Merely by pushing some buttons Vector became the energy pipeline to Dimension V, and now the Druids are gonna choke that power-transferring capacity right out of him, which to be honest Vector would probably be OK with, he's probably fine not having anything to do with transmitting energy to Dimension V.

Did you know that little Druids can combine Voltron-style into one giant Druid? I feel like I need to be mashing the fire button A LOT right now, this panel is really sparking all my 1980s arcade memory banks.

Aris! We don't know who you are or where you came from or why you're trying to help Vector by intoning the magic words "4-4-3-2 Mulligan Stew!" but take this! Zap! Noooo!

Vector must concentrate all his mighty mystery writing brain power into remembering how to program in BASIC and use "full force."

And there's a big explosion and that means you need to put in another quarter or hit "reset" on the Intellivision. This comic is over, right?

Wrong! They still have three pages to kill, so it's all about escaping the modems through the dimension hole. Strangely enough, "Escaping The Modems Through The Dimension Hole" was also the title of my 1992 electronic-music solo album. It sold okay, I guess.

At this point the comic is just throwing whatever it can at the reader to try and wrap things up. Random numbers, quarter forces, squinty concentrating faces, purples and blues and oranges, readers throwing this down in disgust and vowing to never purchase a computer, everything.

FINALLY another big space-wasting explosion. Take us away, sweet blast of silence!

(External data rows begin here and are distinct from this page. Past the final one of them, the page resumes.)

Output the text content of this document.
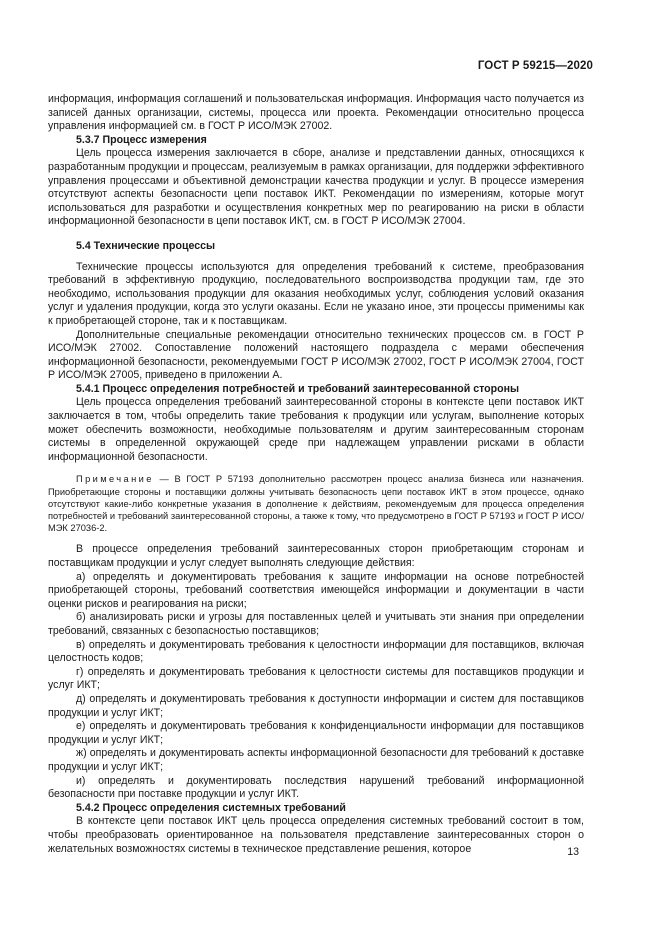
ГОСТ Р 59215—2020
информация, информация соглашений и пользовательская информация. Информация часто получается из записей данных организации, системы, процесса или проекта. Рекомендации относительно процесса управления информацией см. в ГОСТ Р ИСО/МЭК 27002.
5.3.7 Процесс измерения
Цель процесса измерения заключается в сборе, анализе и представлении данных, относящихся к разработанным продукции и процессам, реализуемым в рамках организации, для поддержки эффективного управления процессами и объективной демонстрации качества продукции и услуг. В процессе измерения отсутствуют аспекты безопасности цепи поставок ИКТ. Рекомендации по измерениям, которые могут использоваться для разработки и осуществления конкретных мер по реагированию на риски в области информационной безопасности в цепи поставок ИКТ, см. в ГОСТ Р ИСО/МЭК 27004.
5.4 Технические процессы
Технические процессы используются для определения требований к системе, преобразования требований в эффективную продукцию, последовательного воспроизводства продукции там, где это необходимо, использования продукции для оказания необходимых услуг, соблюдения условий оказания услуг и удаления продукции, когда это услуги оказаны. Если не указано иное, эти процессы применимы как к приобретающей стороне, так и к поставщикам.
Дополнительные специальные рекомендации относительно технических процессов см. в ГОСТ Р ИСО/МЭК 27002. Сопоставление положений настоящего подраздела с мерами обеспечения информационной безопасности, рекомендуемыми ГОСТ Р ИСО/МЭК 27002, ГОСТ Р ИСО/МЭК 27004, ГОСТ Р ИСО/МЭК 27005, приведено в приложении А.
5.4.1 Процесс определения потребностей и требований заинтересованной стороны
Цель процесса определения требований заинтересованной стороны в контексте цепи поставок ИКТ заключается в том, чтобы определить такие требования к продукции или услугам, выполнение которых может обеспечить возможности, необходимые пользователям и другим заинтересованным сторонам системы в определенной окружающей среде при надлежащем управлении рисками в области информационной безопасности.
Примечание — В ГОСТ Р 57193 дополнительно рассмотрен процесс анализа бизнеса или назначения. Приобретающие стороны и поставщики должны учитывать безопасность цепи поставок ИКТ в этом процессе, однако отсутствуют какие-либо конкретные указания в дополнение к действиям, рекомендуемым для процесса определения потребностей и требований заинтересованной стороны, а также к тому, что предусмотрено в ГОСТ Р 57193 и ГОСТ Р ИСО/МЭК 27036-2.
В процессе определения требований заинтересованных сторон приобретающим сторонам и поставщикам продукции и услуг следует выполнять следующие действия:
а) определять и документировать требования к защите информации на основе потребностей приобретающей стороны, требований соответствия имеющейся информации и документации в части оценки рисков и реагирования на риски;
б) анализировать риски и угрозы для поставленных целей и учитывать эти знания при определении требований, связанных с безопасностью поставщиков;
в) определять и документировать требования к целостности информации для поставщиков, включая целостность кодов;
г) определять и документировать требования к целостности системы для поставщиков продукции и услуг ИКТ;
д) определять и документировать требования к доступности информации и систем для поставщиков продукции и услуг ИКТ;
е) определять и документировать требования к конфиденциальности информации для поставщиков продукции и услуг ИКТ;
ж) определять и документировать аспекты информационной безопасности для требований к доставке продукции и услуг ИКТ;
и) определять и документировать последствия нарушений требований информационной безопасности при поставке продукции и услуг ИКТ.
5.4.2 Процесс определения системных требований
В контексте цепи поставок ИКТ цель процесса определения системных требований состоит в том, чтобы преобразовать ориентированное на пользователя представление заинтересованных сторон о желательных возможностях системы в техническое представление решения, которое	13
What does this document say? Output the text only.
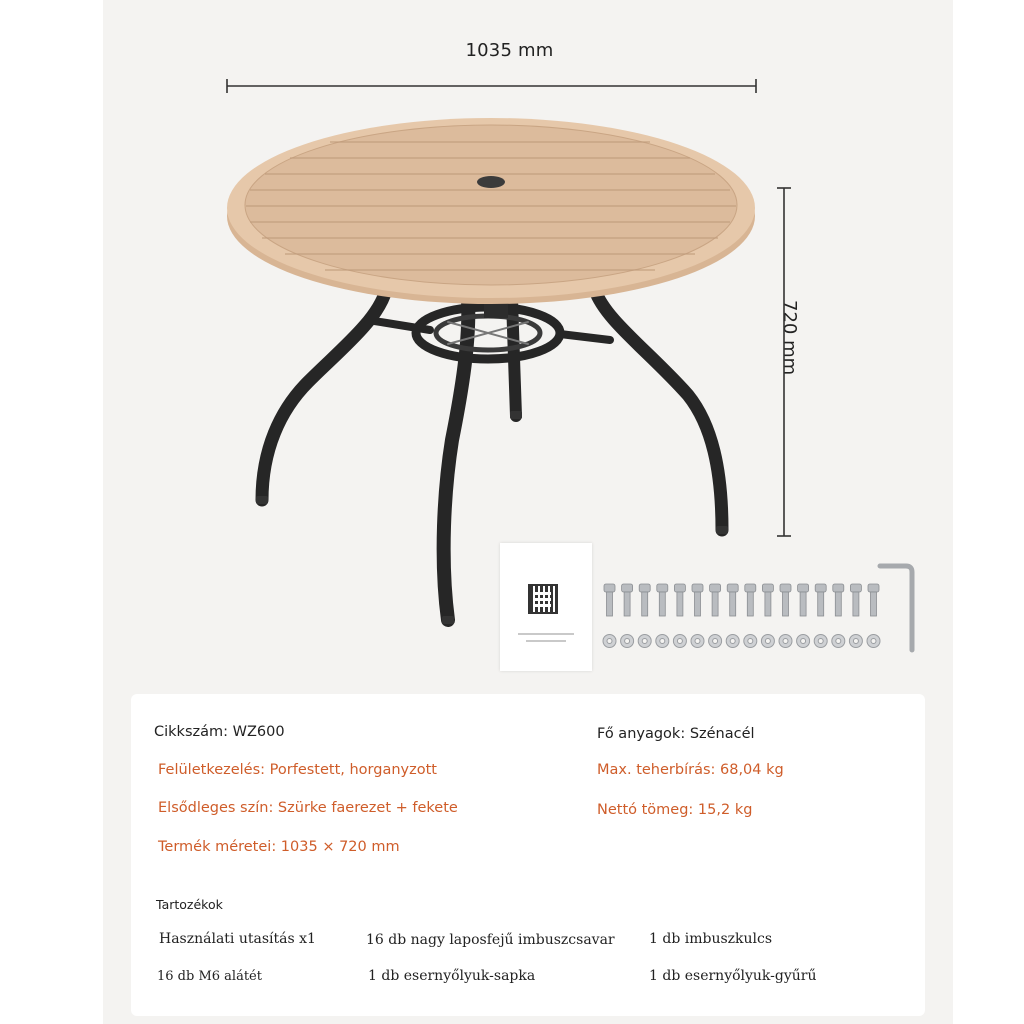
1035 mm
720 mm
Cikkszám: WZ600
Felületkezelés: Porfestett, horganyzott
Elsődleges szín: Szürke faerezet + fekete
Termék méretei: 1035 × 720 mm
Fő anyagok: Szénacél
Max. teherbírás: 68,04 kg
Nettó tömeg: 15,2 kg
Tartozékok
Használati utasítás x1	16 db nagy laposfejű imbuszcsavar 1 db imbuszkulcs
16 db M6 alátét	1 db esernyőlyuk-sapka	1 db esernyőlyuk-gyűrű
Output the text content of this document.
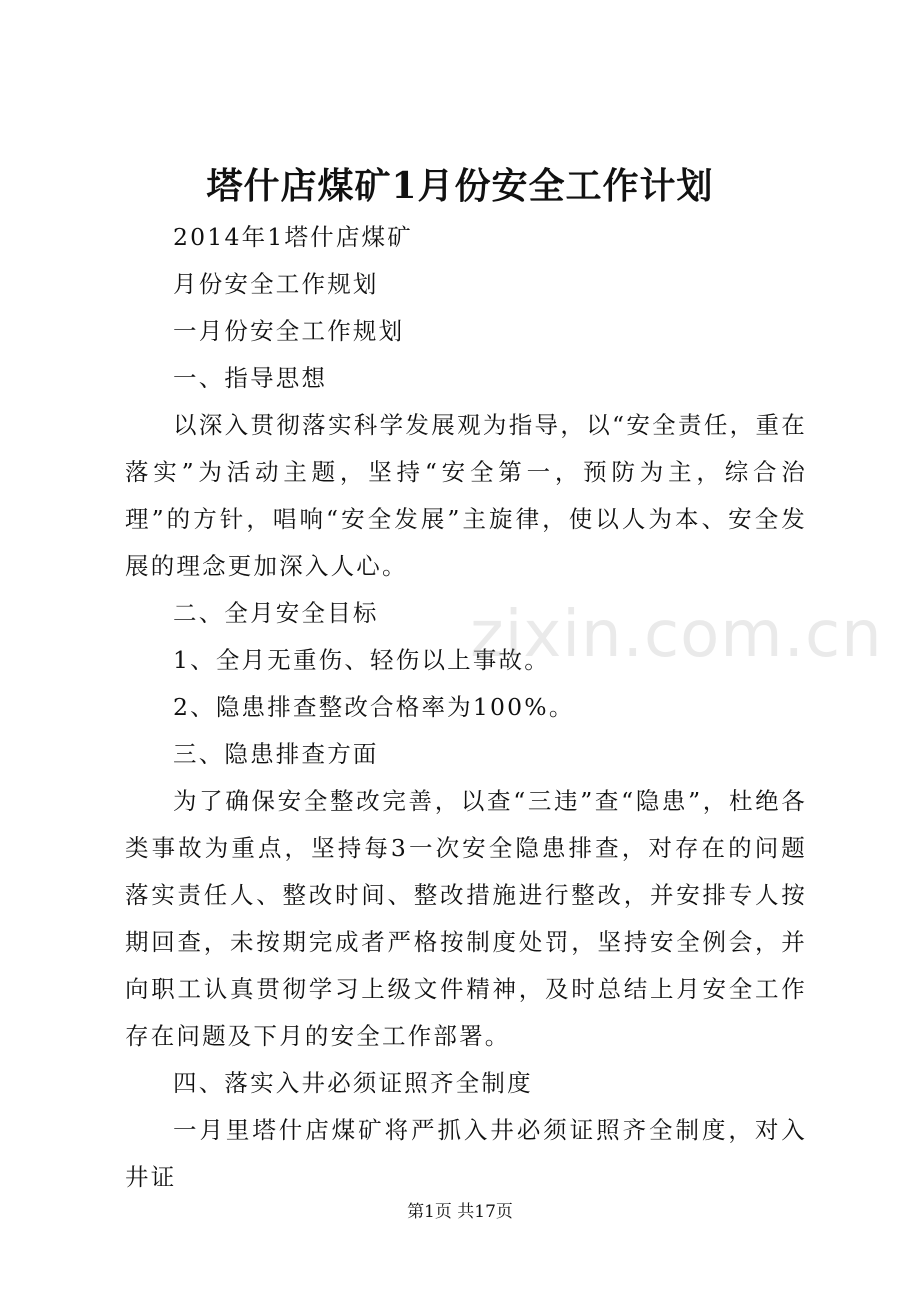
塔什店煤矿1月份安全工作计划

2014年1塔什店煤矿

月份安全工作规划

一月份安全工作规划

一、指导思想

以深入贯彻落实科学发展观为指导，以“安全责任，重在落实”为活动主题，坚持“安全第一，预防为主，综合治理”的方针，唱响“安全发展”主旋律，使以人为本、安全发展的理念更加深入人心。

二、全月安全目标

1、全月无重伤、轻伤以上事故。

2、隐患排查整改合格率为100%。

三、隐患排查方面

为了确保安全整改完善，以查“三违”查“隐患”，杜绝各类事故为重点，坚持每3一次安全隐患排查，对存在的问题落实责任人、整改时间、整改措施进行整改，并安排专人按期回查，未按期完成者严格按制度处罚，坚持安全例会，并向职工认真贯彻学习上级文件精神，及时总结上月安全工作存在问题及下月的安全工作部署。

四、落实入井必须证照齐全制度

一月里塔什店煤矿将严抓入井必须证照齐全制度，对入井证

zixin.com.cn
第1页 共17页
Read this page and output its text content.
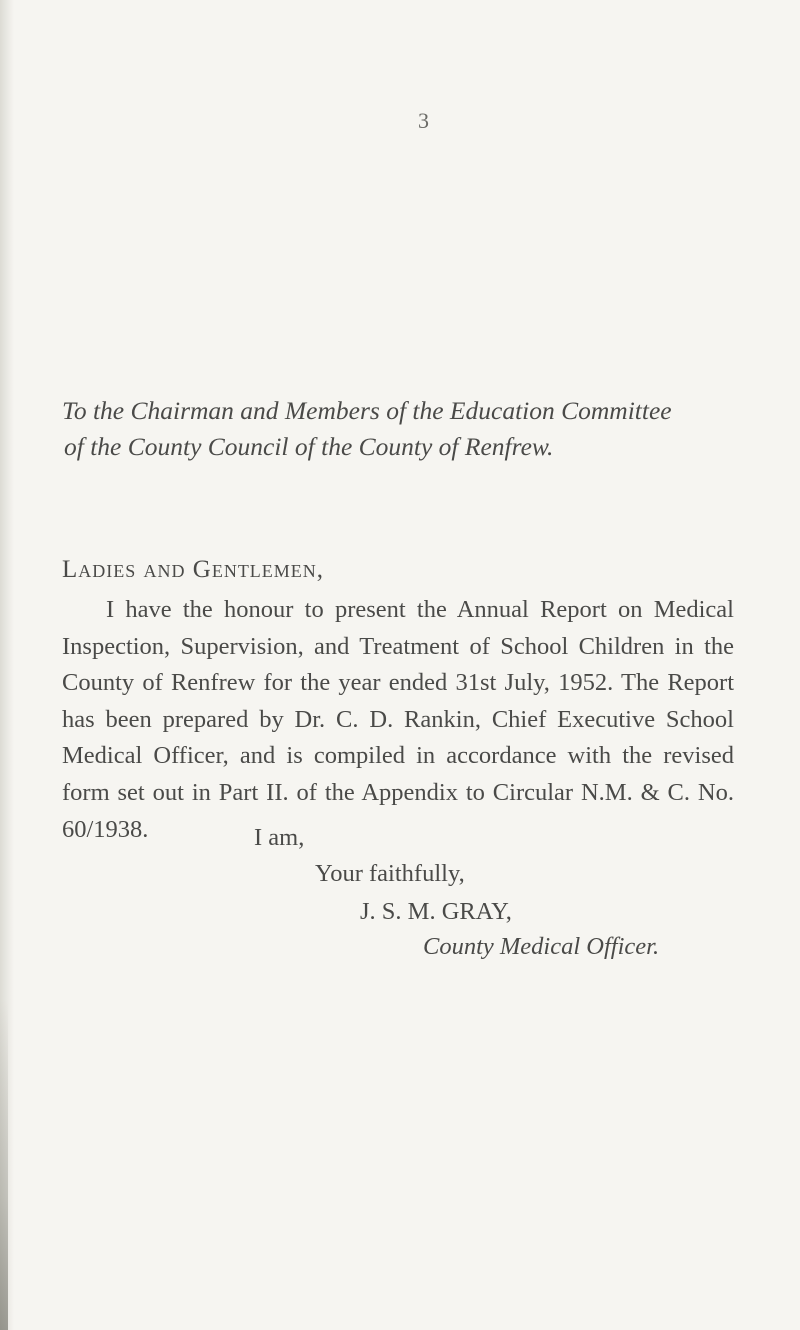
3

To the Chairman and Members of the Education Committee
of the County Council of the County of Renfrew.

Ladies and Gentlemen,

I have the honour to present the Annual Report on Medical Inspection, Supervision, and Treatment of School Children in the County of Renfrew for the year ended 31st July, 1952. The Report has been prepared by Dr. C. D. Rankin, Chief Executive School Medical Officer, and is compiled in accordance with the revised form set out in Part II. of the Appendix to Circular N.M. & C. No. 60/1938.	I am,

Your faithfully,

J. S. M. GRAY,

County Medical Officer.
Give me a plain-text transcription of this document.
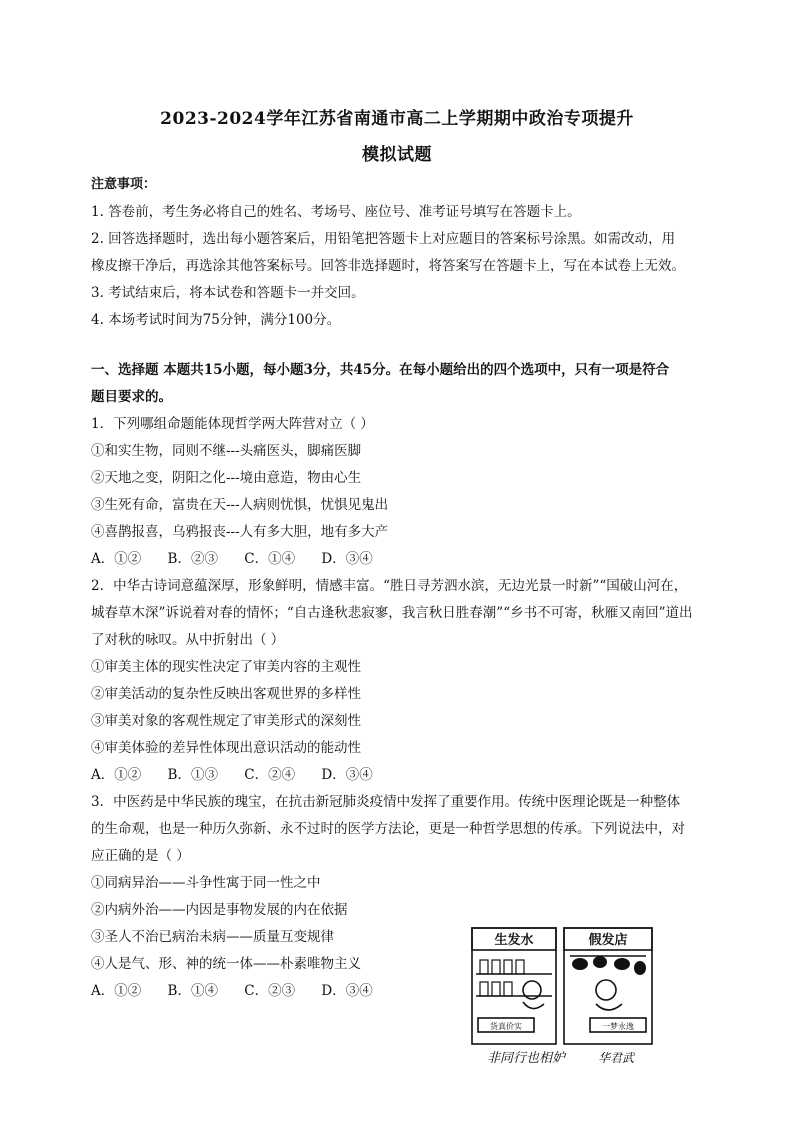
2023-2024学年江苏省南通市高二上学期期中政治专项提升
模拟试题
注意事项：
1. 答卷前，考生务必将自己的姓名、考场号、座位号、准考证号填写在答题卡上。
2. 回答选择题时，选出每小题答案后，用铅笔把答题卡上对应题目的答案标号涂黑。如需改动，用
橡皮擦干净后，再选涂其他答案标号。回答非选择题时，将答案写在答题卡上，写在本试卷上无效。
3. 考试结束后，将本试卷和答题卡一并交回。
4. 本场考试时间为75分钟，满分100分。
一、选择题 本题共15小题，每小题3分，共45分。在每小题给出的四个选项中，只有一项是符合
题目要求的。
1．下列哪组命题能体现哲学两大阵营对立（ ）
①和实生物，同则不继---头痛医头，脚痛医脚
②天地之变，阴阳之化---境由意造，物由心生
③生死有命，富贵在天---人病则忧惧，忧惧见鬼出
④喜鹊报喜，乌鸦报丧---人有多大胆，地有多大产
A．①② B．②③ C．①④ D．③④
2．中华古诗词意蕴深厚，形象鲜明，情感丰富。“胜日寻芳泗水滨，无边光景一时新”“国破山河在，
城春草木深”诉说着对春的情怀；“自古逢秋悲寂寥，我言秋日胜春潮”“乡书不可寄，秋雁又南回”道出
了对秋的咏叹。从中折射出（ ）
①审美主体的现实性决定了审美内容的主观性
②审美活动的复杂性反映出客观世界的多样性
③审美对象的客观性规定了审美形式的深刻性
④审美体验的差异性体现出意识活动的能动性
A．①② B．①③ C．②④ D．③④
3．中医药是中华民族的瑰宝，在抗击新冠肺炎疫情中发挥了重要作用。传统中医理论既是一种整体
的生命观，也是一种历久弥新、永不过时的医学方法论，更是一种哲学思想的传承。下列说法中，对
应正确的是（ ）
①同病异治——斗争性寓于同一性之中
②内病外治——内因是事物发展的内在依据
③圣人不治已病治未病——质量互变规律
④人是气、形、神的统一体——朴素唯物主义
A．①② B．①④ C．②③ D．③④
生发水	假发店
货真价实	一梦永逸
非同行也相妒	华君武
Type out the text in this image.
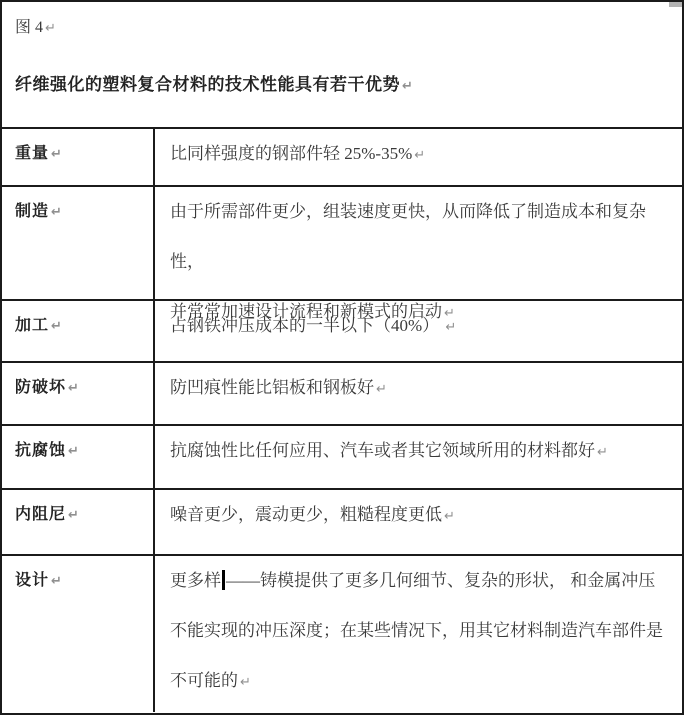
图 4 ↵
纤维强化的塑料复合材料的技术性能具有若干优势 ↵
重量 ↵	比同样强度的钢部件轻 25%-35% ↵
制造 ↵	由于所需部件更少，组装速度更快，从而降低了制造成本和复杂性，
并常常加速设计流程和新模式的启动 ↵
加工 ↵	占钢铁冲压成本的一半以下（40%） ↵
防破坏 ↵	防凹痕性能比铝板和钢板好 ↵
抗腐蚀 ↵	抗腐蚀性比任何应用、汽车或者其它领域所用的材料都好 ↵
内阻尼 ↵	噪音更少，震动更少，粗糙程度更低 ↵
设计 ↵	更多样 ——铸模提供了更多几何细节、复杂的形状， 和金属冲压
不能实现的冲压深度；在某些情况下，用其它材料制造汽车部件是
不可能的 ↵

And now... now we can go back to normal. No more energy-sucking Druids from Dimension V, no more computers that warn us of elevator accidents, no more abandoned computer stores on Wabash Ave, no more comic books drawn with computer software that is hilariously inadequate for the task. Harken well, future people, and let not the temptation of digital artwork consume you until said digital artwork is up to the task! And now, if you'll excuse me, it's off to the arcade. That Elevator Action isn't going to play itself!